Arrivano i nostri

12/02/09 - Circolano in questi giorni in modo quasi clandestino due film italiani indipendenti...

Arrivano i nostri

(Rubrica a cura di Alessandro Aniballi)

arrivano-i-nostri-interno.jpg12/02/09 – Circolano in questi giorni in modo quasi clandestino due film italiani indipendenti, Il sol dell`avvenire di Gianfranco Pannone e Beket di Davide Manuli. Chi vive a Roma ha l`opportunità di vederli (al Politecnico Fandango e al Nuovo Cinema Colosseo il primo, al Filmstudio il secondo), per gli altri è praticamente impossibile (Beket risulta in programmazione solo ad Ancona). È un peccato perchè si tratta di due opere estremamente interessanti: il documentario di Pannone cerca di ripercorrere, cum grano salis, la nascita della Brigate Rosse partendo da Reggio Emilia, mentre il film di Manuli è una rilettura visiva ed esistenziale di “Aspettando Godot” di Samuel Beckett. Dispiace perciò che, alla prima de “Il sol dell`avvenire”, la sala del Politecnico, già  piccola di suo, non fosse piena, nonostante la presenza degli autori, e dispiace che, a uno spettacolo serale al Filmstudio, fossimo solo tre spettatori a vedere “Beket” (tra l`altro tre amici venuti insieme). La latitanza del pubblico può essere sì spiegata con la sempre più invasiva offerta delle multisale e con l`attuale scarsa attitudine dello spettatore italiano a vedere film “impegnati”, ma non basta…Forse uno dei problemi sta nella incomunicabilità  assoluta tra i due film, entrambi portabandiera di due diversi modi di concepire il cinema: l`uno, “Il sol dell`avvenire”, parla al mondo della storia politica e civile, l`altro, “Beket”, si muove nel mondo dello sperimentalismo visivo. Ne consegue che il documentario di Pannone è troppo approssimativo dal punto di vista registico, mentre il lungometraggio di Manuli è del tutto fuori tempo e, seguendone fino in fondo i discorsi estetico-linguistici, potrebbe essere stato girato benissimo negli anni Sessanta.
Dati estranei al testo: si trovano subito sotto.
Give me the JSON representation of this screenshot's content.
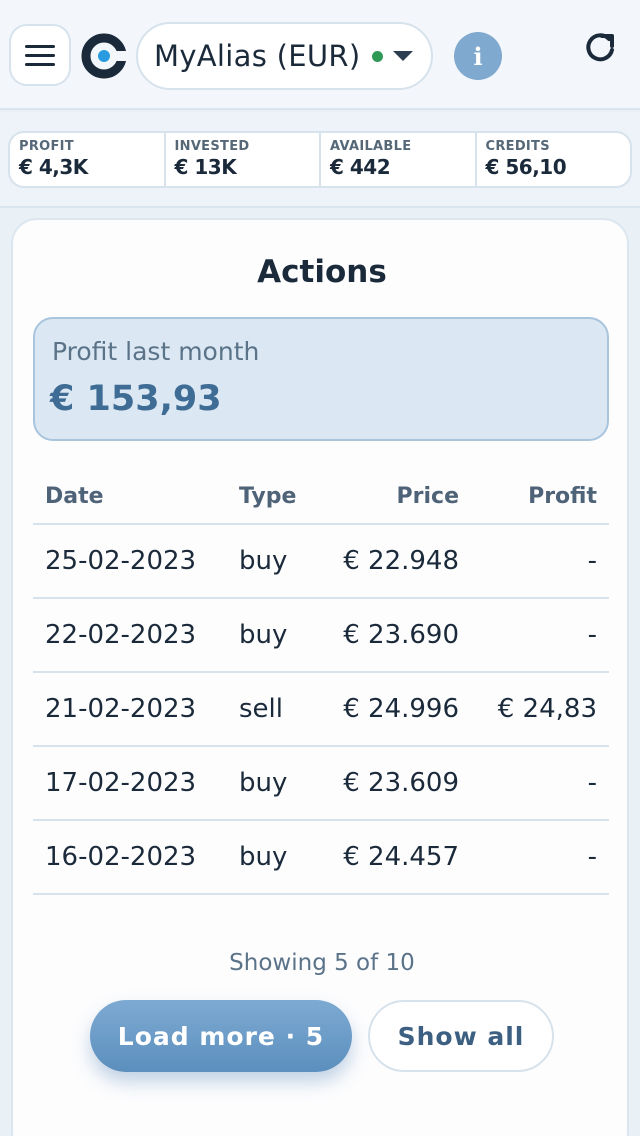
{
  "header": {
    "alias_label": "MyAlias (EUR)",
    "info_label": "i",
    "status_color": "#2e9a56",
    "icons": [
      "menu-icon",
      "logo-icon",
      "chevron-down-icon",
      "info-icon",
      "refresh-icon"
    ]
  },
  "stats": [
    {
      "label": "PROFIT",
      "value": "€ 4,3K"
    },
    {
      "label": "INVESTED",
      "value": "€ 13K"
    },
    {
      "label": "AVAILABLE",
      "value": "€ 442"
    },
    {
      "label": "CREDITS",
      "value": "€ 56,10"
    }
  ],
  "card": {
    "title": "Actions",
    "profit_last_month": {
      "label": "Profit last month",
      "value": "€ 153,93"
    },
    "table": {
      "headers": {
        "date": "Date",
        "type": "Type",
        "price": "Price",
        "profit": "Profit"
      },
      "rows": [
        {
          "date": "25-02-2023",
          "type": "buy",
          "price": "€ 22.948",
          "profit": "-"
        },
        {
          "date": "22-02-2023",
          "type": "buy",
          "price": "€ 23.690",
          "profit": "-"
        },
        {
          "date": "21-02-2023",
          "type": "sell",
          "price": "€ 24.996",
          "profit": "€ 24,83"
        },
        {
          "date": "17-02-2023",
          "type": "buy",
          "price": "€ 23.609",
          "profit": "-"
        },
        {
          "date": "16-02-2023",
          "type": "buy",
          "price": "€ 24.457",
          "profit": "-"
        }
      ]
    },
    "showing_text": "Showing 5 of 10",
    "load_more_label": "Load more · 5",
    "show_all_label": "Show all"
  },
  "colors": {
    "accent": "#6b9cc8",
    "text": "#1b2a3a"
  }
}
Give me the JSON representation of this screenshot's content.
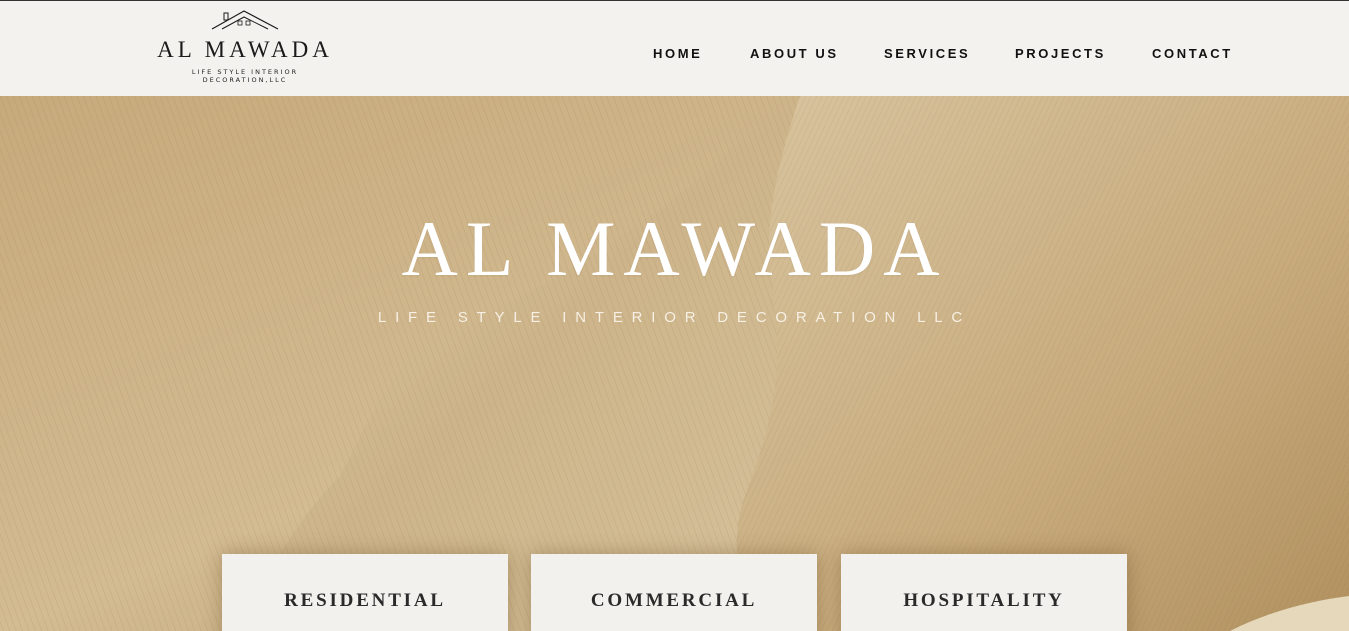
{
  "brand": {
    "name": "AL MAWADA",
    "tagline_line1": "LIFE STYLE INTERIOR",
    "tagline_line2": "DECORATION,LLC"
  },
  "nav": {
    "items": [
      {
        "label": "HOME"
      },
      {
        "label": "ABOUT US"
      },
      {
        "label": "SERVICES"
      },
      {
        "label": "PROJECTS"
      },
      {
        "label": "CONTACT"
      }
    ]
  },
  "hero": {
    "title": "AL MAWADA",
    "subtitle": "LIFE STYLE INTERIOR DECORATION LLC"
  },
  "cards": [
    {
      "title": "RESIDENTIAL"
    },
    {
      "title": "COMMERCIAL"
    },
    {
      "title": "HOSPITALITY"
    }
  ],
  "colors": {
    "header_bg": "#f3f2ef",
    "hero_sand": "#c9ad80",
    "text_dark": "#111111",
    "card_bg": "#f2f1ee"
  },
  "icons": {
    "logo": "house-roof-icon"
  }
}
Quel che manca da anni al nostro cinema documentario è una riflessione sull`estetica; quello invece di cui è privo il nostro “cinema poetico” e sperimentale è un radicamento nel reale, nel nostro (sempre più difficile) vivere civile. Con ciò, sia chiaro, stiamo consapevolmente travalicando il giudizio sui due film che non è assolutamente negativo (soprattutto per quel che riguarda “Beket”), ma allo stesso tempo ci sentiamo di ragionare su una possibile falla nei due progetti, una falla che forse, allo stato attuale delle cose, è inevitabile.Quel che in Italia ha saputo fare magnificamente Pasolini è ormai lettera morta. Oggi, in un paese in cui gli intellettuali sono sempre più incapaci di far sentire la propria voce, avendo perduto forse definitivamente il loro ruolo nella società , ci ritroviamo con una specializzazione esasperata, per cui è sempre più raro che qualcuno sia in grado di parlare con ragion critica a un ampio uditorio. L`esempio di “Gomorra” e de “Il Divo” – più il primo che il secondo – sembrano, a distanza di poco tempo, sempre più frutto del caso che di una possibile maturazione del nostro orizzonte culturale. E forse mai come in questi tempi in Italia si sente la mancanza di figure “rinascimentali”, in grado di fare un sano uso dell`eclettismo.